BY THE VILLAGE SUN | Jimmy Simopoulos a.k.a. “Jimmy Sims,” an East Village activist and a longtime sound man for shows in Tompkins Square Park, recently suffered a stroke but is recovering.
Simopoulos, also known as “Jimmy the Greek,” 61, was stricken a few days ago in his apartment. According to Chris Flash, the publisher of The SHADOW, the East Village anarchist community newspaper, Simopoulos “had to be dragged down the stairs to the ambulance because the gurney wouldn’t fit in the hallway.”
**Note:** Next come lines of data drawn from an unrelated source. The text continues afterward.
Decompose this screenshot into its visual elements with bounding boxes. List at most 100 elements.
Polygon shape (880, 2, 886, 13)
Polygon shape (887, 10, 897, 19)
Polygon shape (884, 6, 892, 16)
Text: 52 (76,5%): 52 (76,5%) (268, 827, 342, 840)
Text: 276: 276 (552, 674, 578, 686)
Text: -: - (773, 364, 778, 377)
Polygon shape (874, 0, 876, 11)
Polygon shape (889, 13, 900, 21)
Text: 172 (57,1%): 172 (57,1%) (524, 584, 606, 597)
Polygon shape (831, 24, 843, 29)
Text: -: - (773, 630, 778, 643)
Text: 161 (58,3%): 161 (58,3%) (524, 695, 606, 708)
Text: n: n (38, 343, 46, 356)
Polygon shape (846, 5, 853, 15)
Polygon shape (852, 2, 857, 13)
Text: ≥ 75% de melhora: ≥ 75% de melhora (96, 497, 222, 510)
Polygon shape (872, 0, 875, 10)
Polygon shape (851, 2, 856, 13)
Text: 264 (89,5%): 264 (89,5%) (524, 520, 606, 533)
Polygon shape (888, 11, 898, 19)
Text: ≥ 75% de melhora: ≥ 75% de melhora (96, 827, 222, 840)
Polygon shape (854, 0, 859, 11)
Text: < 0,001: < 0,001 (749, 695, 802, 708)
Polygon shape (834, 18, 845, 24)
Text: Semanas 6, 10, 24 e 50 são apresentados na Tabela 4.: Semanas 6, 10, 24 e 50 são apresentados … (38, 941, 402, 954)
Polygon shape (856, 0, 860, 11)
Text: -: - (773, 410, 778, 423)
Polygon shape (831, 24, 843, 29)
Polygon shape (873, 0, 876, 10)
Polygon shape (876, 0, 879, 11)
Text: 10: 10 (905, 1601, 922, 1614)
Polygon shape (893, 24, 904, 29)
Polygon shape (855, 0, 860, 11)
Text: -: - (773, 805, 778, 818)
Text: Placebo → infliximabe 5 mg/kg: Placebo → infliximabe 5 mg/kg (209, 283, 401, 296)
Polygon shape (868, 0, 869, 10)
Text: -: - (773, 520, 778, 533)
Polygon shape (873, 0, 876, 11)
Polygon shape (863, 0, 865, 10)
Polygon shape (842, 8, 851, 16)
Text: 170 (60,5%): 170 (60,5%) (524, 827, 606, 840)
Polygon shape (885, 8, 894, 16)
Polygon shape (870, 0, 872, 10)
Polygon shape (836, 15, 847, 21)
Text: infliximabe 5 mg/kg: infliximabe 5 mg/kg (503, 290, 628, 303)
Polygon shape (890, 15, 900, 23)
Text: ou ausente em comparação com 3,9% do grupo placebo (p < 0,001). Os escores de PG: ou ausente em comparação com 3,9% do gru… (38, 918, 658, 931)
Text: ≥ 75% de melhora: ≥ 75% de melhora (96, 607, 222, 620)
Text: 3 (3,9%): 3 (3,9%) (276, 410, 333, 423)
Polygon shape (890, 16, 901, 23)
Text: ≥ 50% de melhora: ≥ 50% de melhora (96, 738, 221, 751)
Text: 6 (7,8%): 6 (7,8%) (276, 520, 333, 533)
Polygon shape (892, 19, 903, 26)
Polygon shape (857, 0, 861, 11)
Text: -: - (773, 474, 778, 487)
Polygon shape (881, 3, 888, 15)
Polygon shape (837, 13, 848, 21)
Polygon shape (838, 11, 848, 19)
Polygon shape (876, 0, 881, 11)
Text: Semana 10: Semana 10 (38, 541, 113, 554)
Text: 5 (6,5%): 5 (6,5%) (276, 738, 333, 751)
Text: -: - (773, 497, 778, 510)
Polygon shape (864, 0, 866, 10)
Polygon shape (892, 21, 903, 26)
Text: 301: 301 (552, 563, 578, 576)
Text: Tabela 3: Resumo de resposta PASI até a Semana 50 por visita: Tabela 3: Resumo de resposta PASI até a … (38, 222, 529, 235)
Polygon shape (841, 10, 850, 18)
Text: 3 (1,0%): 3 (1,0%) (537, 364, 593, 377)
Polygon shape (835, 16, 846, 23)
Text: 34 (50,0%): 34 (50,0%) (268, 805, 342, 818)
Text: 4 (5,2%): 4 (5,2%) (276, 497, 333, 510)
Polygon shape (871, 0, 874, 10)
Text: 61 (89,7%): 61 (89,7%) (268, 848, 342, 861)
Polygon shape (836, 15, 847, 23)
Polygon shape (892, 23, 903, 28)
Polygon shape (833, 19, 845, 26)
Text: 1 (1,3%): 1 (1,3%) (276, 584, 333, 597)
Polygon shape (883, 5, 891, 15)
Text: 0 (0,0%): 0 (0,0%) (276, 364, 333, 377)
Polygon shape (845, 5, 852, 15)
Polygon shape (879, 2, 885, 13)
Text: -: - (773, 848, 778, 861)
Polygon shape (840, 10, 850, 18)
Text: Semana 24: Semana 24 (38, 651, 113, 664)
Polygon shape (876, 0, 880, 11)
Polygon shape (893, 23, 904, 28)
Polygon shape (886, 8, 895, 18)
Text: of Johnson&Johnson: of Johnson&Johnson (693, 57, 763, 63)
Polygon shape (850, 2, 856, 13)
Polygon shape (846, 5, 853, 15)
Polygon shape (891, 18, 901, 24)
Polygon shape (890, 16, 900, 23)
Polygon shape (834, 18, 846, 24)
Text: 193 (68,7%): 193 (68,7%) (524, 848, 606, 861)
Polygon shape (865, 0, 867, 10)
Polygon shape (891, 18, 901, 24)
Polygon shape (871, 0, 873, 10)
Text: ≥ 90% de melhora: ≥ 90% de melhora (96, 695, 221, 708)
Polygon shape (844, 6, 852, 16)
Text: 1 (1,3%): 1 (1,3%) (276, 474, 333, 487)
Flash visited Simopoulos at Beth Israel Hospital on Sunday.
“He is looking good,” he reported. “Other stroke patients I’ve seen were in much worse shape. He has a slight difficulty in talking and swallowing, but he can still communicate clearly. His brain is clear — it’s just the circuitry to his right side that needs to be regenerated.
“He told me that he will be leaving the hospital tomorrow to begin therapy at another location in order to regain the use of his right side.
“When I told him that many friends are asking about him online, he seemed amused and surprised.”
Originally from Massachusetts, Simopoulos for years has been a fixture on the East Village activist and counterculture scene.
“Jim has been involved in righteous causes and community organizing forever, including block parties, community gardens, helping his neighbors,” Flash said. “He is also a mechanical genius, even occasionally breathing new life into sunken and abandoned vessels. This past Saturday, he was to assist in a garbage fashion show coming out of La Plaza Cultural, but the stroke took him out of that.”
John Penley, a former East Village activist and photographer now living in Las Vegas, said Simopoulos had been planning to come out and visit him.
“We were going to rent a car and go up to Lake Tahoe,” he said.
“Jimmy’s known all over the East Village for doing the sound for those shows for the last 40 years,” he said. “He had a stage and everything. He had to hire people to help him. Every band that has played in the Lower East Side or Tompkins Square Park knows him. … Jimmy can fix anything.
“Jimmy was into the Rainbow Family,” Penley added, referring to the renowned hippie get-togethers. “All the Rainbows known him — the local New York ones and the national gatherings, too.”
He added that it’s a shame Simopoulos never wound up getting an affordable apartment in one of the former East Village squats after they were legalized.
“He is one of the few people that never ended up with an apartment,” Penley said. “He did so much with the squatters, but it never happened. If anyone deserved one, it would be him — and I would be next,” he added with a laugh.
A few years ago, Simopoulos had hoped to get a unit at 544 E. 13th St., the former squat where actress Rosario Dawson’s mother lives, but it didn’t pan out.
Penley said he’s getting a little worried about inviting people to visit. First, one of his best friends, who he had invited out to Vegas, died before he could make the trip, and now this happens to Simopoulos.
Joe Braun, a former East Village squatter who moved to New Orleans where he now leads a band, the Jazz Vipers, was concerned to hear about Jimmy Sims.
“He visited a couple of years ago and he did do some work on my plumbing, fixed some leaks, which I appreciated,” he said. “He did a couple of little odd jobs, too. He’s a great guy. … I saw him at the Rainbow Gathering at Vermont three or four years ago.
“I’m a little worried about him,” he said. “I’m glad to hear that Jimmy’s going to be healing.”